Building on this, the state of California, Mark Cuban, or some other billionaire, who cares about public health, could decide to finance the development of new drugs in specific areas. This would demonstrate that we don’t have to rely on patent monopolies to develop new drugs, and also that important new drugs can be cheap. We can argue all day about the relative effectiveness of patent-financed research as opposed to direct upfront funding, but if we have actually developed new drugs through the latter channel, there is nothing to argue over.

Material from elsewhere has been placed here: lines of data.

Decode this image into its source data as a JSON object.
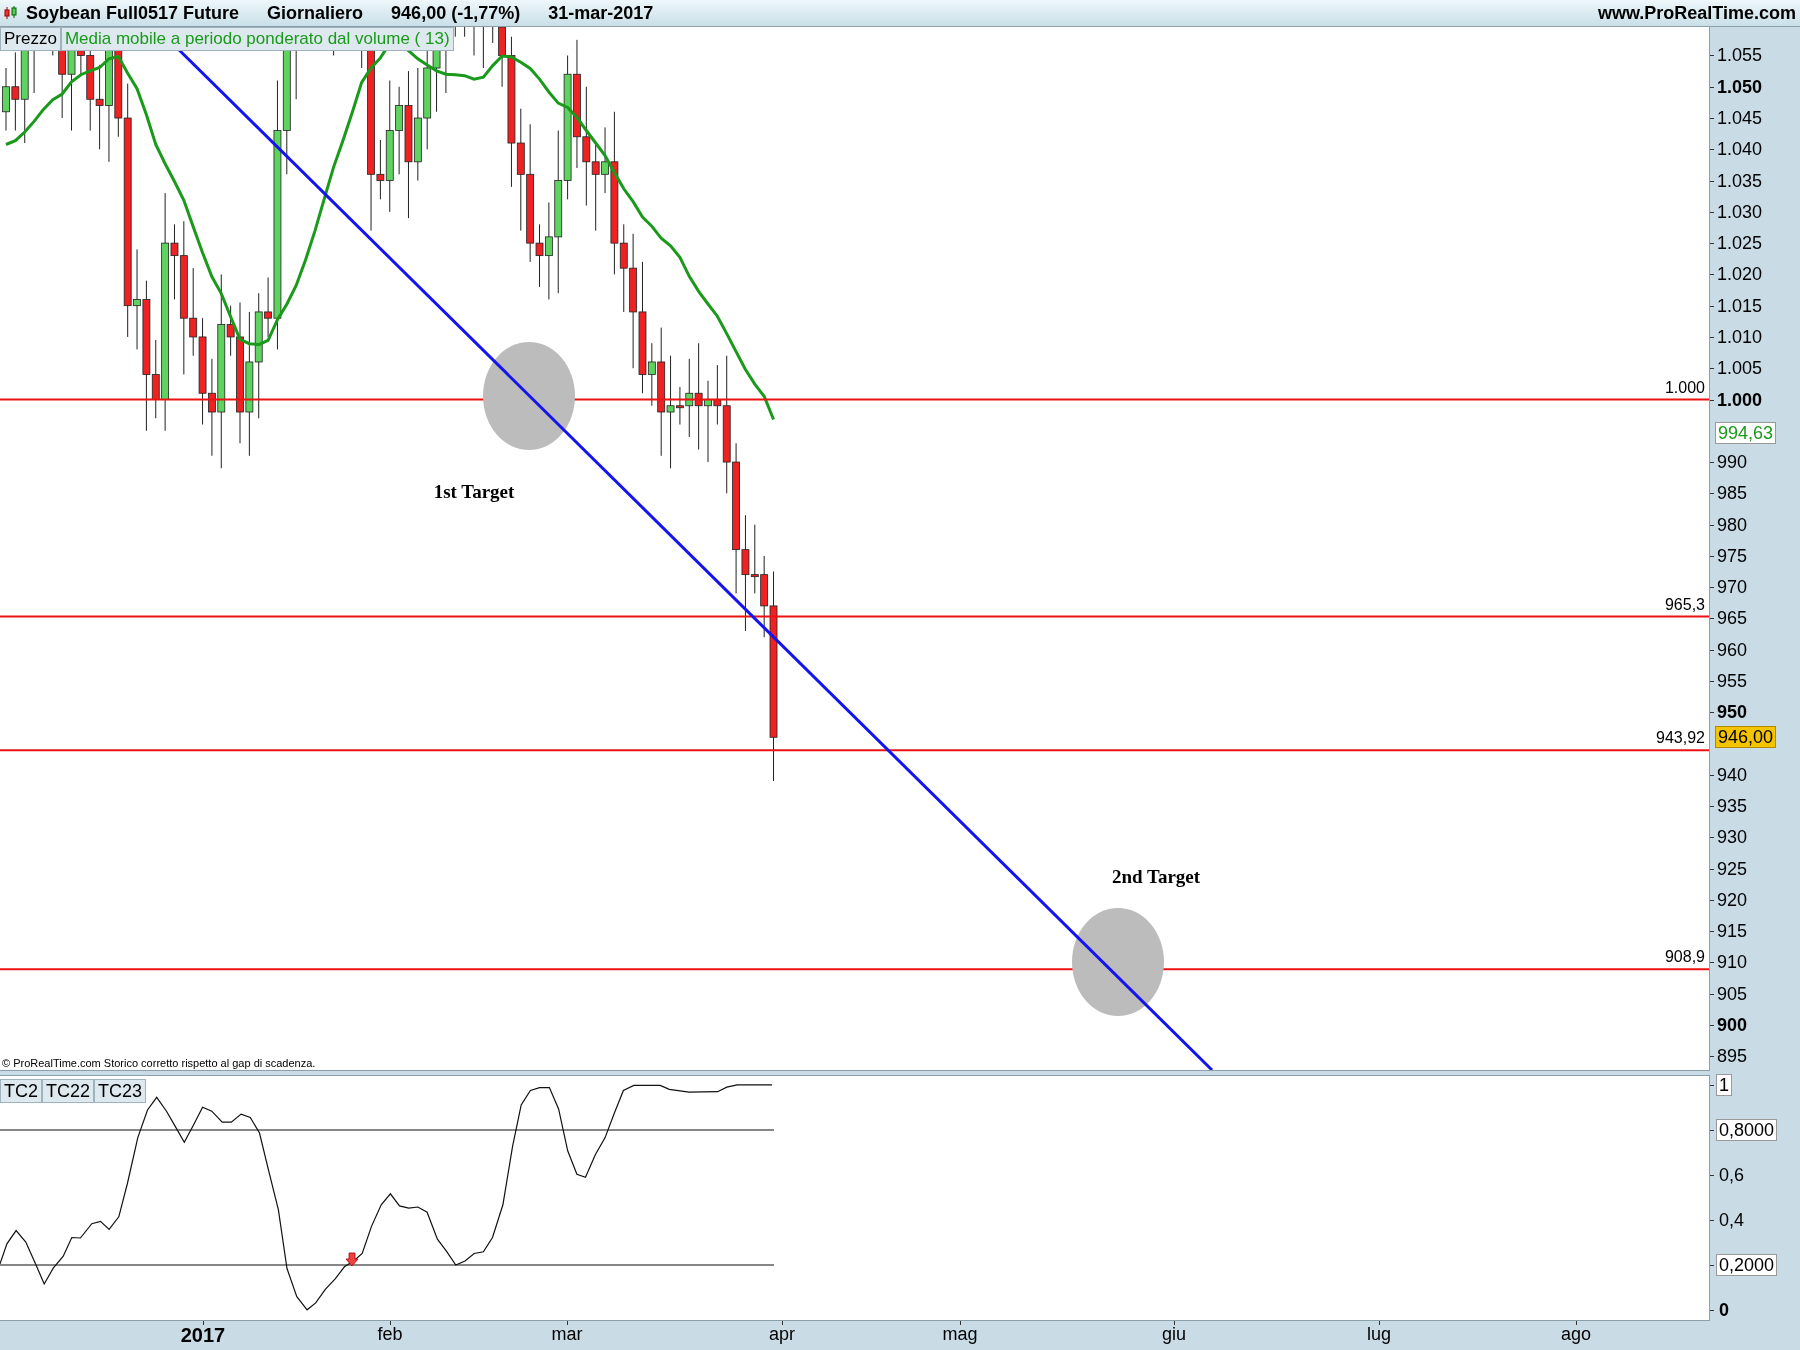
{
  "header": {
    "instrument": "Soybean Full0517 Future",
    "period": "Giornaliero",
    "last": "946,00 (-1,77%)",
    "date": "31-mar-2017",
    "site": "www.ProRealTime.com"
  },
  "price_panel": {
    "legend": [
      {
        "text": "Prezzo",
        "kind": "price"
      },
      {
        "text": "Media mobile a periodo ponderato dal volume ( 13)",
        "kind": "indicator"
      }
    ],
    "levels": [
      {
        "label": "1.000"
      },
      {
        "label": "965,3"
      },
      {
        "label": "943,92"
      },
      {
        "label": "908,9"
      }
    ],
    "annotations": [
      "1st Target",
      "2nd Target"
    ],
    "axis_ticks": [
      {
        "label": "1.055",
        "major": false
      },
      {
        "label": "1.050",
        "major": true
      },
      {
        "label": "1.045",
        "major": false
      },
      {
        "label": "1.040",
        "major": false
      },
      {
        "label": "1.035",
        "major": false
      },
      {
        "label": "1.030",
        "major": false
      },
      {
        "label": "1.025",
        "major": false
      },
      {
        "label": "1.020",
        "major": false
      },
      {
        "label": "1.015",
        "major": false
      },
      {
        "label": "1.010",
        "major": false
      },
      {
        "label": "1.005",
        "major": false
      },
      {
        "label": "1.000",
        "major": true
      },
      {
        "label": "990",
        "major": false
      },
      {
        "label": "985",
        "major": false
      },
      {
        "label": "980",
        "major": false
      },
      {
        "label": "975",
        "major": false
      },
      {
        "label": "970",
        "major": false
      },
      {
        "label": "965",
        "major": false
      },
      {
        "label": "960",
        "major": false
      },
      {
        "label": "955",
        "major": false
      },
      {
        "label": "950",
        "major": true
      },
      {
        "label": "940",
        "major": false
      },
      {
        "label": "935",
        "major": false
      },
      {
        "label": "930",
        "major": false
      },
      {
        "label": "925",
        "major": false
      },
      {
        "label": "920",
        "major": false
      },
      {
        "label": "915",
        "major": false
      },
      {
        "label": "910",
        "major": false
      },
      {
        "label": "905",
        "major": false
      },
      {
        "label": "900",
        "major": true
      },
      {
        "label": "895",
        "major": false
      }
    ],
    "badges": [
      {
        "label": "994,63",
        "kind": "indicator"
      },
      {
        "label": "946,00",
        "kind": "price"
      }
    ],
    "footnote": "© ProRealTime.com Storico corretto rispetto al gap di scadenza."
  },
  "oscillator_panel": {
    "legend": [
      "TC2",
      "TC22",
      "TC23"
    ],
    "axis_ticks": [
      {
        "label": "1",
        "major": false,
        "boxed": true
      },
      {
        "label": "0,8000",
        "major": false,
        "boxed": true
      },
      {
        "label": "0,6",
        "major": false,
        "boxed": false
      },
      {
        "label": "0,4",
        "major": false,
        "boxed": false
      },
      {
        "label": "0,2000",
        "major": false,
        "boxed": true
      },
      {
        "label": "0",
        "major": true,
        "boxed": false
      }
    ]
  },
  "time_axis": [
    {
      "label": "2017",
      "major": true
    },
    {
      "label": "feb",
      "major": false
    },
    {
      "label": "mar",
      "major": false
    },
    {
      "label": "apr",
      "major": false
    },
    {
      "label": "mag",
      "major": false
    },
    {
      "label": "giu",
      "major": false
    },
    {
      "label": "lug",
      "major": false
    },
    {
      "label": "ago",
      "major": false
    }
  ]
}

We can’t know if Governor Newsom’s plan to produce insulin is simply a one-off gesture designed to get publicity for an ambitious politician (not that this would be a bad thing) or whether it may be a step towards larger reform of our prescription drug system. In any case, it is a big and important step which should be applauded.
Notes.
[1] I outline a way to channel the funding in Rigged, chapter 5 [it’s free]. It is loosely modeled on the system of military contracting, using prime contractors, by the Defense Department. A big benefit of a system of publicly funded biomedical research over military research is that there is no need for secrecy. A requirement for fully open research should make impossible many of the abuses, that characterize military contracting.
This first appeared on Dean Baker’s Beat the Press blog.